Flushed with freedom, Roberto beamed. He wriggled through a thicket of bodies, smiling at each man he passed as if one by one, they had trudged to the Brownstone just to reassure him, You've got nothing to worry about. She knows. You told her. You survived. Merry Christmas.

An older man in houndstooth trousers was bopping to Guys and Dolls like a chorus boy. "Still snowing?"
"Uh-huh." Roberto tried to get the attention of the bartender: "Rum and coke."
Downtown, amid the personal trainers and Ecstasy-heads, Roberto felt out of place. Not here. One part Carnival, two parts Bloomingdales: who could feel out of place in a place like this?
"You want lemon or lime in that rum and coke?" the hardpressed bartender shot out.
"Uh, uh, lemon. Thanks."
Sitting on a shelf, interspersed with the cocktail glasses, were decoy ducks, a thin blue condom package stuck in each bill.

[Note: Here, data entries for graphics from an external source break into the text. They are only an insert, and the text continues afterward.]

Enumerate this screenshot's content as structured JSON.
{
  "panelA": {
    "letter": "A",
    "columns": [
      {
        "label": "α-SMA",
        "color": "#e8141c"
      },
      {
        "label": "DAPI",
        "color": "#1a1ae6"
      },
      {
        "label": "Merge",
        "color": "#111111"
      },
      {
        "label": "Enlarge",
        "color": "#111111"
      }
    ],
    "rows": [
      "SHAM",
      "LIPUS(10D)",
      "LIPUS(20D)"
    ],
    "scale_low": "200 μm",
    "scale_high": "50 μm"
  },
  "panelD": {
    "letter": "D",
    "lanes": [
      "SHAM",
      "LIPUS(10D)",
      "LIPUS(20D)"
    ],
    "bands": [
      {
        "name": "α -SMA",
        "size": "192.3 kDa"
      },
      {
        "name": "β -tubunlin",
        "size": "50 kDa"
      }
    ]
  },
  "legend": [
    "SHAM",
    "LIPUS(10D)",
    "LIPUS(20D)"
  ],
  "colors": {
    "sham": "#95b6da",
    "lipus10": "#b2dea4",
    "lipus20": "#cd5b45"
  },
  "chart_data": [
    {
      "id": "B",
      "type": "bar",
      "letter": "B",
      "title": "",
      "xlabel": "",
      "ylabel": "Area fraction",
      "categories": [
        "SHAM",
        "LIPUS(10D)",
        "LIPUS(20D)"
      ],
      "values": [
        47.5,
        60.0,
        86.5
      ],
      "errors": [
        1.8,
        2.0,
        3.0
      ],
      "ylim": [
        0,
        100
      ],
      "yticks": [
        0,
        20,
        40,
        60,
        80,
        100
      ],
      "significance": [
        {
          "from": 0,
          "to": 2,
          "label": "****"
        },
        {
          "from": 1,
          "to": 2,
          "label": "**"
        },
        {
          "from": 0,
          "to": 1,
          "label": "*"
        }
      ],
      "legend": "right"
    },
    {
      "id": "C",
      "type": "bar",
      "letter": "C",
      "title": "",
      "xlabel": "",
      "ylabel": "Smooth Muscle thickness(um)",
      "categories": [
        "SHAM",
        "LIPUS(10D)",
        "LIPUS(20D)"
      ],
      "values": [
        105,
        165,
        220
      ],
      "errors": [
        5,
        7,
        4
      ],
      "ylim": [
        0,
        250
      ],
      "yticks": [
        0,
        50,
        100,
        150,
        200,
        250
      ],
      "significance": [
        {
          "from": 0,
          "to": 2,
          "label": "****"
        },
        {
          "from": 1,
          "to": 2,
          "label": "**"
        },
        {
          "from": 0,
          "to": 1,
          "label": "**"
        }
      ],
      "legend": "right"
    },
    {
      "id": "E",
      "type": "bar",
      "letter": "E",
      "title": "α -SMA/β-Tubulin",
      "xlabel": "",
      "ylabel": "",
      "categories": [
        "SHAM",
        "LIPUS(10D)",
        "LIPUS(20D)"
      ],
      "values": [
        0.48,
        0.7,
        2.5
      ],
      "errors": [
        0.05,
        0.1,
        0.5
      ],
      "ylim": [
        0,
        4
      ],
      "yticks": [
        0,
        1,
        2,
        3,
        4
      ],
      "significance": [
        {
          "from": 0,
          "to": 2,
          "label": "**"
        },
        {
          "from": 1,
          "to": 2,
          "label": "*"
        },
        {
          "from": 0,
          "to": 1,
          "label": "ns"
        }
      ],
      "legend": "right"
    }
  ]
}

Hey, there, you with the stars in your eyes

Roberto drifted awhile, dreamy as a schoolboy taking in the Christmas lights on neighbors' houses. There was no reason to hurry home. Olga would not be waiting up to weigh his story with anxious eyes. He could take his time, canvassing the crowd for the physiognomy of his dreams. A Thai here, a teddy-bear there, guys returned his gaze occasionally, casually, in passing, but only one showed serious interest, a kind-of Protestant Social Worker type -- cute, blond, eager to please, a middle-aged boy with a jaw rectangular as his wire-rimmed glasses.
"You know who else went to LSE?" The Social Worker pointed to the crest on the pocket of Roberto's sports coat.
"You?"
"No. Oh, hardly."
"Mick Jagger."
"You're kidding."
"He did. You don't believe me?"

The Social Worker looked skeptical. But before Roberto could explain about Mick Jagger or find out who the other unlikely alumnus was, he was borne away on a wave of newcomers bound for the bathroom.

If I never had a cent
I’d be rich as Rockefeller

Roberto's second lap around the bar yielded one arresting sight: two black men in grey suits arguing in sign language -- and an intriguing shard of conversation -- "Incest was the least of her problems" -- but nobody who resembled the man of his dreams. Just as well, Roberto consoled himself. For some reason, every guy he met who fit the bill of his fantasy -- (short, fair-skinned, dark-haired, handsome and straight-looking) -- turned out to be a real handful. Only one, the little mechanic at Barracuda who disappeared with his wallet, had actually done him any harm. But why fuck with fate? What he needed, and in fact, almost wanted, was a guy like the Social Worker, easy to talk to, easy to look at, an instant boyfriend for a screw and a cuddle. They could kiss on the tram; they could fuck on the rug. In the morning, with Ella and Louie singing sympathetically in the background, he might even admit how many years he'd been waiting to watch the sunrise with a man in his arms without wishing he were dead.